The Myth of Sisyphus is a eulogy of the strength of the human spirit and a lament of men’s ordeals.

Reflecting on the ancient story, Albert Camus draws an interesting parallel with the life and work of modern men reaching a profound conclusion: “Happiness and the absurd are two sons of the same earth. They are inseparable;” “There is no sun without shadow … One always finds one’s burden again” (Albert Camus). Maybe these simple phrases manage to capture the complexity of our path on earth. Perhaps, the pursuit of happiness is the prophet of our catastrophe? Still, this is so hard to investigate because “happiness” is an elusive concept, meaning different things to different people. It might also transform its meaning for the individual throughout a lifetime. When people lived and slept under the naked skies, happiness might have been constant – found everywhere – in fertile rain and sunshine. As minds wandered, the definition of happiness escaped us.

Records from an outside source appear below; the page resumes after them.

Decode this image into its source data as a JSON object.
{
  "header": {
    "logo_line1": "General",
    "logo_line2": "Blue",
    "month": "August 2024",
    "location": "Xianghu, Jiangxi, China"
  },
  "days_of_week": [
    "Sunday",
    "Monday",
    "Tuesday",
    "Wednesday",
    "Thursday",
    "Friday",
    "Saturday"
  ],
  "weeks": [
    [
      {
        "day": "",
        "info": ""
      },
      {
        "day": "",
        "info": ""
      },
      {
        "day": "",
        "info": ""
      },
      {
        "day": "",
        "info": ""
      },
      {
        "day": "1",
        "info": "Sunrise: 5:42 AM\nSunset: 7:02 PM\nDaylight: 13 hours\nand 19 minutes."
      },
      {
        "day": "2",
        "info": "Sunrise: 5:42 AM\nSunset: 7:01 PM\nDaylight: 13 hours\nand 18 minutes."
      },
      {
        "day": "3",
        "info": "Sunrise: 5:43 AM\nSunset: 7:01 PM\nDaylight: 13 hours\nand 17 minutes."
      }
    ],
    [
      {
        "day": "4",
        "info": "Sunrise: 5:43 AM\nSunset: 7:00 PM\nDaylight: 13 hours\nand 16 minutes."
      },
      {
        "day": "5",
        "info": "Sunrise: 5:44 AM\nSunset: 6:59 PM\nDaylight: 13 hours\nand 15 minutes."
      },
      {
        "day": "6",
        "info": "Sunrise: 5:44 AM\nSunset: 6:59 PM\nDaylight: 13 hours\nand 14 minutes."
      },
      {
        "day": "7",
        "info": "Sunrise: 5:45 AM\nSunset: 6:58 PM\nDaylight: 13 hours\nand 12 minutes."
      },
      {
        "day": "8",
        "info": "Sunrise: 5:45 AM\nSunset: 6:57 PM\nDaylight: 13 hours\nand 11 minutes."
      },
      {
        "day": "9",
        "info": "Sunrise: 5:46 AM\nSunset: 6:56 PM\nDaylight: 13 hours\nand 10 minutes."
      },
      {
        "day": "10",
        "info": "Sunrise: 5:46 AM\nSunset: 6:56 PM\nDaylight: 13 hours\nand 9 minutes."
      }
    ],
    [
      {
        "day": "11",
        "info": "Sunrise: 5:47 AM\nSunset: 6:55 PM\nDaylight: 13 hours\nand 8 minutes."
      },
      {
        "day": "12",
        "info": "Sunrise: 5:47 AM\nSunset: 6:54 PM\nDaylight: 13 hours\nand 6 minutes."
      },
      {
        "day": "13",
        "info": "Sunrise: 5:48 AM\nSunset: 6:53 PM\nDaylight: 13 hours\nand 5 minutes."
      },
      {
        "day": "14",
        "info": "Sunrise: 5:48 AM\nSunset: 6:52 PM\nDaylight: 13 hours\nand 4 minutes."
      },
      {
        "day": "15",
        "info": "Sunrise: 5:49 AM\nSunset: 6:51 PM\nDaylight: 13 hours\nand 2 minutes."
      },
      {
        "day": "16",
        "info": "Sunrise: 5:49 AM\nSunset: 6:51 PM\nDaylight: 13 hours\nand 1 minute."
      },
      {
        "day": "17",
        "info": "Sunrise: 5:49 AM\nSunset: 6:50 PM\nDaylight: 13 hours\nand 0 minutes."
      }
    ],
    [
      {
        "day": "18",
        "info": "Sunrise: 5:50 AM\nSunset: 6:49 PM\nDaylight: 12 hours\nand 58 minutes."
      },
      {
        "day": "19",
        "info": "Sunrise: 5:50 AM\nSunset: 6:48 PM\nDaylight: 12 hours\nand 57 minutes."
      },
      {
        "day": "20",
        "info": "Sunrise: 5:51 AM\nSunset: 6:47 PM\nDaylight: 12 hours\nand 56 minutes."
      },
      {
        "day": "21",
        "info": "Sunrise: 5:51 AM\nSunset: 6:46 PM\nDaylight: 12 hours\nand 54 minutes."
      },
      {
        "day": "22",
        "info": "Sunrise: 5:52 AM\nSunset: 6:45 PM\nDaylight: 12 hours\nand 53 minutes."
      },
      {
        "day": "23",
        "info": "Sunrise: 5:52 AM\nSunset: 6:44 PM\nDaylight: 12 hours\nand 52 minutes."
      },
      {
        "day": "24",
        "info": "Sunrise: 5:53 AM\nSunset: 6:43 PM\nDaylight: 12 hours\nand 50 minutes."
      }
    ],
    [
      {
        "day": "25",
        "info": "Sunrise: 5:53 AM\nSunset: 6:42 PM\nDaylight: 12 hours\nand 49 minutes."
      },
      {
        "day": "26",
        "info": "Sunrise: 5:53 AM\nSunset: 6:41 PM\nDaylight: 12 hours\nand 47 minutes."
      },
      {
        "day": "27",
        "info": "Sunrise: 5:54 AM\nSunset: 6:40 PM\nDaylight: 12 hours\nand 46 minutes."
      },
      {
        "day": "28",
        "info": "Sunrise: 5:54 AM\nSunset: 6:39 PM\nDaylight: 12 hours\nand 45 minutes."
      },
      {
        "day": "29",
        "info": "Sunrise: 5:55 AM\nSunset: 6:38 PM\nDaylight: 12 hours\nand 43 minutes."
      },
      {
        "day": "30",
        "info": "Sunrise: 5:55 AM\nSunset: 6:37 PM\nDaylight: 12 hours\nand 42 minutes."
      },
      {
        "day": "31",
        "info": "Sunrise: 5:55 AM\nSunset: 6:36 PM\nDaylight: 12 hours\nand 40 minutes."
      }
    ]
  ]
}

Further, modern governmental structures make a conscious statement about happiness. “A major element of the American experiment in democracy has been to make the pursuit of happiness a conscious political goal – indeed, a responsibility of the government,” says Mihaly Csikszentmihalyi in “Flow”. People are granted the opportunity to pursue happiness and yet no one cares to define it. This might be considered careless, as some people, we would never want to meet in person, might have a disturbing understanding of happiness. In an active argument with positive psychologists, criminologists and clinical psychologists can tell many stories of disturbed individuals, whose concept of happiness we would hardly accept. Narcissistic personalities derive pleasure and joy from power over others, and exploit people with no remorse, being arrogant and self-centered. Antisocial personalities obtain enjoyment by manipulating and tormenting others (The DSM-IV). Schizophrenics, psychiatrists argue, are incapable of experiencing real happiness, as they often cannot distinguish reality from delusions.

What makes people happy and is it safe, and reasonable to encourage them to pursue it? In fact, if future governments continue this line of reasoning, they might agree on a single definition of happiness and try to enforce it. Then, if someone could manage too hook up people on happiness (certainly not impossible with the ideas of Post-Darwinian medicine), they would become careless and indifferent with joy – completely oblivious to the misfortunes of others.